US Defence Secretary Robert Gates made the announcement after meeting with Indonesia`s President Susilo Bambang Yudhoyono on Thursday in the capital Jakarta. Indonesia had said it wanted the United States to reconsider resuming joint training.
The decision will be seen as a victory for the Indonesian military, which has said it made great strides in improving its human rights record.
Indonesia`s special forces were accused of major abuses in the former Indonesian province of East Timor in the late 1990s. East Timor has since become independent.
"I was pleased to be able to tell the President that as a result of Indonesian military reform over the past decade ... and recent actions taken by the Ministry of Defence to address human rights issues, the United States will begin measured and gradual programs of security cooperation activities with the Indonesian Army Special Forces," Gates said at a press conference.

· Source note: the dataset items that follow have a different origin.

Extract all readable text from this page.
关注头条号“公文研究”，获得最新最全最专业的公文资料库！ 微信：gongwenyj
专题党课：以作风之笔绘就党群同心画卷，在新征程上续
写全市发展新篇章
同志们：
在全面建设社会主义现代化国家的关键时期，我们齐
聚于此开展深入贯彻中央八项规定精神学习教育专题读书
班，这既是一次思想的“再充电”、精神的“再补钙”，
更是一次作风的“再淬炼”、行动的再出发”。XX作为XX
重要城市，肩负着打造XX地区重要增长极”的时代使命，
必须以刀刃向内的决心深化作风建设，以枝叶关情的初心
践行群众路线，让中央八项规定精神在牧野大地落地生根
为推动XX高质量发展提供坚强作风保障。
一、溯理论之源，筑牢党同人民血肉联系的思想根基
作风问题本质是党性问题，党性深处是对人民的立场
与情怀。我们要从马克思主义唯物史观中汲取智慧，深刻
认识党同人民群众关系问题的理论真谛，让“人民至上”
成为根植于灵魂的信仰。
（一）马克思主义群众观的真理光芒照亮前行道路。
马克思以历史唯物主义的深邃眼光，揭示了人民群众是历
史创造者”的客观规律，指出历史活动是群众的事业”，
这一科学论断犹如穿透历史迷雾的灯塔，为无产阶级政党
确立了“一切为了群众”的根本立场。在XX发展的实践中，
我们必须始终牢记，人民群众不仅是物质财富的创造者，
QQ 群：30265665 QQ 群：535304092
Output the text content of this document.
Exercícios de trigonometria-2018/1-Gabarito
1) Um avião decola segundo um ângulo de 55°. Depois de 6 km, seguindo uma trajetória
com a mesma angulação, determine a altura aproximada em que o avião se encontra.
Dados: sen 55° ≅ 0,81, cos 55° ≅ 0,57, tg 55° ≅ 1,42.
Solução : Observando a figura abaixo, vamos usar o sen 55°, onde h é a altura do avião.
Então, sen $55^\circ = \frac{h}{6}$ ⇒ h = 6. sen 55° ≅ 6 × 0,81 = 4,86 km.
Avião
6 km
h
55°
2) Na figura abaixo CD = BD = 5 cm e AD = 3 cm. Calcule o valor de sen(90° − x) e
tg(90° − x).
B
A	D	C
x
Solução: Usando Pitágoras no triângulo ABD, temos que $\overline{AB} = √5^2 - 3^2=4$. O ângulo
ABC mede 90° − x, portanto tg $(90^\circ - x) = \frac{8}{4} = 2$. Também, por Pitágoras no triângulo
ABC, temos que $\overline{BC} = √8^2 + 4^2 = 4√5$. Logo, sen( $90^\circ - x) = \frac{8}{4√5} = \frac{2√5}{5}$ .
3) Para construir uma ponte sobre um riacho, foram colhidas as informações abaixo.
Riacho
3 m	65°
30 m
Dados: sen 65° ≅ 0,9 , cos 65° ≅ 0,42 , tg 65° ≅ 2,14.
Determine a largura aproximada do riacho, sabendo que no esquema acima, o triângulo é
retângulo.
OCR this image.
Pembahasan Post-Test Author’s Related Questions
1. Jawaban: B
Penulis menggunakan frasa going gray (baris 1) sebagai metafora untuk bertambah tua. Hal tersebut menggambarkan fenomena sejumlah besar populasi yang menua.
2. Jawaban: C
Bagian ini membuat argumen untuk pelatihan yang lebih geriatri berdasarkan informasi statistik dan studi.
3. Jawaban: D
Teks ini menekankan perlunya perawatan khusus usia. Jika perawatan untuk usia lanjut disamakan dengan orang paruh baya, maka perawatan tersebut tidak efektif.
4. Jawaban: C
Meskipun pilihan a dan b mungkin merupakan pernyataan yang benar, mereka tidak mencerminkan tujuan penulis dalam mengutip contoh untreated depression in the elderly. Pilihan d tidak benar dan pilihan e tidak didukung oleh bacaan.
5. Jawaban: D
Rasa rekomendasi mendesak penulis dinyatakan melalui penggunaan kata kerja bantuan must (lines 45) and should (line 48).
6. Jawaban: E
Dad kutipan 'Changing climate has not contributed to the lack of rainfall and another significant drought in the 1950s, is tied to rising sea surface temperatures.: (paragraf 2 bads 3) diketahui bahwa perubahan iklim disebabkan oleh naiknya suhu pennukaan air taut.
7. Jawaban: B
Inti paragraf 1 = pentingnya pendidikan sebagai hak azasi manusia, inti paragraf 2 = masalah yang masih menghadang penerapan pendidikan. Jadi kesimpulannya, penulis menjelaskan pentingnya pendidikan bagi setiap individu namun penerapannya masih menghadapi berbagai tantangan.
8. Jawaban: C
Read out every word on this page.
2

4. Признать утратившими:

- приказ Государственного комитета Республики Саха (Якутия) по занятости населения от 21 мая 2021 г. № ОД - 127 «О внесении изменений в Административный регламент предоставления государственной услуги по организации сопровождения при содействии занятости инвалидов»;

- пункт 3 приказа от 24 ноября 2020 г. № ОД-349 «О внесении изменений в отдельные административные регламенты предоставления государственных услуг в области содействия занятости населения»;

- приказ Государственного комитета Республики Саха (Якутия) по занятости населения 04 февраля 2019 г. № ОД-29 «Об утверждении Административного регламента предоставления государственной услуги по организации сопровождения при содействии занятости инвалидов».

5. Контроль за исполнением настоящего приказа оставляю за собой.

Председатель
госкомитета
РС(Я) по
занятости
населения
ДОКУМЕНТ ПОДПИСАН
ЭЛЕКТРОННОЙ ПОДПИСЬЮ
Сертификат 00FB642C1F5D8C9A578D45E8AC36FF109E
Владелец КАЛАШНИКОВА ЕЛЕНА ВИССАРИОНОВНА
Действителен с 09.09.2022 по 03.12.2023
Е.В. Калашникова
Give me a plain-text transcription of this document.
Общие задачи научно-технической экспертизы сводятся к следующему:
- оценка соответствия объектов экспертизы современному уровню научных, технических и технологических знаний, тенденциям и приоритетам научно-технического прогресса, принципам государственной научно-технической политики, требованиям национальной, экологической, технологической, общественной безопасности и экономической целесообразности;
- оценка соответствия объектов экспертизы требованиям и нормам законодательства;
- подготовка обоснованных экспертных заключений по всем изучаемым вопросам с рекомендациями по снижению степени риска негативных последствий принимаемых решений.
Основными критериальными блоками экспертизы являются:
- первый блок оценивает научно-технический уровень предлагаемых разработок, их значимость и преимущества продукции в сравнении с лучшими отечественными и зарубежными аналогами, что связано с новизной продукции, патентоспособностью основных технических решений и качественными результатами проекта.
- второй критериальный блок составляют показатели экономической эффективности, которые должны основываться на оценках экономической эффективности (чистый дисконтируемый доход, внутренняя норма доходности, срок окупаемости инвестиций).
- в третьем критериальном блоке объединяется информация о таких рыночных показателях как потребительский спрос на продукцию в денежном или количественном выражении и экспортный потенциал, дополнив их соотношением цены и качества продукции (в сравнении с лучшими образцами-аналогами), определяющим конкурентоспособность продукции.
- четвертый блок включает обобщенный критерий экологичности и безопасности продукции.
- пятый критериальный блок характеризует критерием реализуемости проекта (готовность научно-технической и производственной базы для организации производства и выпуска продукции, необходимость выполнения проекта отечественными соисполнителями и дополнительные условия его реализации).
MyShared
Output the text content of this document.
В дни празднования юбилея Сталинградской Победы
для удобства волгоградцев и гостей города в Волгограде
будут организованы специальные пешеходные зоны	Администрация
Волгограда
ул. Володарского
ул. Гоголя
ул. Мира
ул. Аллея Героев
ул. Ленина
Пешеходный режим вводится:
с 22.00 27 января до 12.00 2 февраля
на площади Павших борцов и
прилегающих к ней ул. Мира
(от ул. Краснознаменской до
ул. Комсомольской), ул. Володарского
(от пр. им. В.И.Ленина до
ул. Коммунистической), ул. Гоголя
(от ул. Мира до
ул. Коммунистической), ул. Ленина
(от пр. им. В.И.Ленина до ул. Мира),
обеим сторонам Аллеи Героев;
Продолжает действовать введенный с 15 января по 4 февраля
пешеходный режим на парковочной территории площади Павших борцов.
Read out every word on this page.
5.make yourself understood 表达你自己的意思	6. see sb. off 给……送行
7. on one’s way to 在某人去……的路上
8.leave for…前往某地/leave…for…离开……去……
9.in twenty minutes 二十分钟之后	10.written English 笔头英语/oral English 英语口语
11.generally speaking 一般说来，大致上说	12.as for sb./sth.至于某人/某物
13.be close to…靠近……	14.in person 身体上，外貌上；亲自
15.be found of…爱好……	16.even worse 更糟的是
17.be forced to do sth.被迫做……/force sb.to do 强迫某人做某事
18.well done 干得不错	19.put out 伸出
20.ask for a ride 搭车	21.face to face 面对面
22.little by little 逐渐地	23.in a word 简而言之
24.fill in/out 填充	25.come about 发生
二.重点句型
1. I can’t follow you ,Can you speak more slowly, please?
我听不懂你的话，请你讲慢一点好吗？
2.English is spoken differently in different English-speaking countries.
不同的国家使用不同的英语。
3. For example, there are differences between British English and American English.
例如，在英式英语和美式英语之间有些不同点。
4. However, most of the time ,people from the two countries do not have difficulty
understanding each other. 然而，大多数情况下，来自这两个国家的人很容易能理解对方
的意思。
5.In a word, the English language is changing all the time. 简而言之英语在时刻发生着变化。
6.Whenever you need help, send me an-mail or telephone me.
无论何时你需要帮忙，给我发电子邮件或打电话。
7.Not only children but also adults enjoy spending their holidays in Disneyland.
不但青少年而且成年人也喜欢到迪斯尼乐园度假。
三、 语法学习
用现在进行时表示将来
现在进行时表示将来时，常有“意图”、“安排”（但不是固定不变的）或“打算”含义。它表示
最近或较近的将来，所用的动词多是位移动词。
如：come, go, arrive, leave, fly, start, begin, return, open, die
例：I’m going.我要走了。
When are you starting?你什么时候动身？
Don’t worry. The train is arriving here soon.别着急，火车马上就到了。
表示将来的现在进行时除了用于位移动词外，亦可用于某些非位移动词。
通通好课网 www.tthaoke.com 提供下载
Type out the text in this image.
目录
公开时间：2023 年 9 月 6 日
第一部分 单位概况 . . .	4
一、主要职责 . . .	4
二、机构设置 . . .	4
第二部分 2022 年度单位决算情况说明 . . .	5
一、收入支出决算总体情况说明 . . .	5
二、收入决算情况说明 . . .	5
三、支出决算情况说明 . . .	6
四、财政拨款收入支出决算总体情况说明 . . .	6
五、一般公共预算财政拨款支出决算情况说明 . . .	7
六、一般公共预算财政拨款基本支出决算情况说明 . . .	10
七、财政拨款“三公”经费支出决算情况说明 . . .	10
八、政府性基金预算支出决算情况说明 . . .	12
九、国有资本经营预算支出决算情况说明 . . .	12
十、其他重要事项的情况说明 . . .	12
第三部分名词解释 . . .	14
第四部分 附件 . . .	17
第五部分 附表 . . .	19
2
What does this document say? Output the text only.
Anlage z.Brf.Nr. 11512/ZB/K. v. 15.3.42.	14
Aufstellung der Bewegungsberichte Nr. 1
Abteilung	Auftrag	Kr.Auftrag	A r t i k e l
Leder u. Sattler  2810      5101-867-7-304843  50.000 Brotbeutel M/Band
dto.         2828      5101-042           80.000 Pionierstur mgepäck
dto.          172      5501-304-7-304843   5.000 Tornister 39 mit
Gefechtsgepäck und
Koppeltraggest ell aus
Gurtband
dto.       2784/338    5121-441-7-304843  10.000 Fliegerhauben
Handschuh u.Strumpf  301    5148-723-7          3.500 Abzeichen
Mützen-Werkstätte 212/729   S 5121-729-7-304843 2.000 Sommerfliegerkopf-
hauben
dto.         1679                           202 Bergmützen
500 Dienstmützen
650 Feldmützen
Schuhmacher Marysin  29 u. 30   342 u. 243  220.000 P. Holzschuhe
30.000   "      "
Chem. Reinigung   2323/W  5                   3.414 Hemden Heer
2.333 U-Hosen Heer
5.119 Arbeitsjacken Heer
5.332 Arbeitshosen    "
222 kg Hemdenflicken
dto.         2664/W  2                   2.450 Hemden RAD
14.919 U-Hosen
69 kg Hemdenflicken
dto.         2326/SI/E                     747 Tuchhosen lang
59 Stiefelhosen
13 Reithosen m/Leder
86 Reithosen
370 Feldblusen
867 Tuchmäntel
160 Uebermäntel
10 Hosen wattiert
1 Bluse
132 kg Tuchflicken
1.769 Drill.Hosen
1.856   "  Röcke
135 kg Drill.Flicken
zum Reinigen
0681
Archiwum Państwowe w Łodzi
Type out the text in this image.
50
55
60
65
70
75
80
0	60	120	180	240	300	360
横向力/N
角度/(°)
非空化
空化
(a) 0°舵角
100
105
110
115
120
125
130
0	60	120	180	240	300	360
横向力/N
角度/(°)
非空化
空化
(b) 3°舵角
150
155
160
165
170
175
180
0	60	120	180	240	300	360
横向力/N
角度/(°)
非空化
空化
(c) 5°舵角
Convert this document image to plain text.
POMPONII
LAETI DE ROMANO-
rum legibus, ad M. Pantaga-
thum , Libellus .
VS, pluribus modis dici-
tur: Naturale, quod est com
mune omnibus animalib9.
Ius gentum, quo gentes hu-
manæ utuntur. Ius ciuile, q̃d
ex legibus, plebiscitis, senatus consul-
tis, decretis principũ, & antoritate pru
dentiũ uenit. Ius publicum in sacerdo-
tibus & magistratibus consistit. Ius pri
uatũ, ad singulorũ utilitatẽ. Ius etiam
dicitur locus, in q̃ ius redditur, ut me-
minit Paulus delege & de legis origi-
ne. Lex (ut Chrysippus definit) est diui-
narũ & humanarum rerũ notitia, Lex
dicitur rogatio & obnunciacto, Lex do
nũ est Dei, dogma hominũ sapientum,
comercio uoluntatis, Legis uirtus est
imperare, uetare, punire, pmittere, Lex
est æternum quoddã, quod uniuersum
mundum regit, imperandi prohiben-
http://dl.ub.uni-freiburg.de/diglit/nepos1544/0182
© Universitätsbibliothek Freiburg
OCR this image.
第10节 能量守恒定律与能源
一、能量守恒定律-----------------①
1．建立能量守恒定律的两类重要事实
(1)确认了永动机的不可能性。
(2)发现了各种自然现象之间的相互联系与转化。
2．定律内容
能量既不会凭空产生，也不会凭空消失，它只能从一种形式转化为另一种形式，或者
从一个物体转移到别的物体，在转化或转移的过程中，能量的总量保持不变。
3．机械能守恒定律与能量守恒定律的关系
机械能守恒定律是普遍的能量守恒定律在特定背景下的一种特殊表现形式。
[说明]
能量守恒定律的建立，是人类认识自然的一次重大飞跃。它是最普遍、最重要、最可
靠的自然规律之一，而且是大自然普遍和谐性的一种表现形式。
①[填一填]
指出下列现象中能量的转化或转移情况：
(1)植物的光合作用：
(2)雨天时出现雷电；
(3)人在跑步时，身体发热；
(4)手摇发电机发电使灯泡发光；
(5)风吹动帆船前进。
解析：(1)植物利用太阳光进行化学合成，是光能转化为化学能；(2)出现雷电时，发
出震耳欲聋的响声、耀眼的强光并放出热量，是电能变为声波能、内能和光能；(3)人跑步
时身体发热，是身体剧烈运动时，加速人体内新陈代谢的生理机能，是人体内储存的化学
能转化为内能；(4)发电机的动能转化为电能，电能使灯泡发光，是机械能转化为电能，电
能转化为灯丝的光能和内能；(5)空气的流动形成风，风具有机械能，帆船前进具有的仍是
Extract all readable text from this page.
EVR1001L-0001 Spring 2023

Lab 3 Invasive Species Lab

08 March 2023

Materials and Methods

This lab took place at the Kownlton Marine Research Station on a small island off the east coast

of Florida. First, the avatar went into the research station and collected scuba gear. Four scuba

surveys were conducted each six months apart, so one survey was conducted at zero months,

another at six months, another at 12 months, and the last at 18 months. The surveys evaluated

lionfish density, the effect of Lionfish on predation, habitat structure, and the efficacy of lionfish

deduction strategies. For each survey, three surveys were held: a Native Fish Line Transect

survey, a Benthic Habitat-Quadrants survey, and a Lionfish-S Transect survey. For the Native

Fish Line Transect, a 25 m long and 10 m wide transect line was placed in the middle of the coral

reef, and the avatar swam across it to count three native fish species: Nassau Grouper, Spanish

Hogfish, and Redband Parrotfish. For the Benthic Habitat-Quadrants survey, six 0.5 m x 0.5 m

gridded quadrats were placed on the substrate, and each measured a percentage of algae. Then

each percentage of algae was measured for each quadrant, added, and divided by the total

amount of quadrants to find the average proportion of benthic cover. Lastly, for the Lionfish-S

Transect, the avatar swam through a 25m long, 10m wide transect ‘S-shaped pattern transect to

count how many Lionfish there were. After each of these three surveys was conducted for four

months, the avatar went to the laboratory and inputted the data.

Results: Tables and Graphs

"This initial step will take place within the limit of US law and does not signal any lessening of the importance we place on human rights and accountability," he added.
Several countries, including the US and Australia, suspended joint military training in the wake of the rights abuse allegations, though Australia resumed training in 2005.
The US lifted an overall ban against training the Indonesian military in 2005, though it kept the restrictions against the Indonesian special forces — known as Kopassus.
"Our ability to expand after this initial step will depend on continued implementation of reforms with Kopassus and TNI as a whole," Gates said. "We consider this a very significant development in our military-to-military relationship and look forward to working even more closely ... in the years to come."
Gates didn`t elaborate on the specifics of the resumed cooperation, and took no questions from journalists.
International rights groups said members of Kopassus were linked to the disappearance of student activists in East Timor in 1997 and 1998 and were never held accountable.
In May, 13 US lawmakers sent a letter to US Secretary of State Hillary Clinton and Gates, saying they worried about whether Indonesia will punish senior officers for past abuses.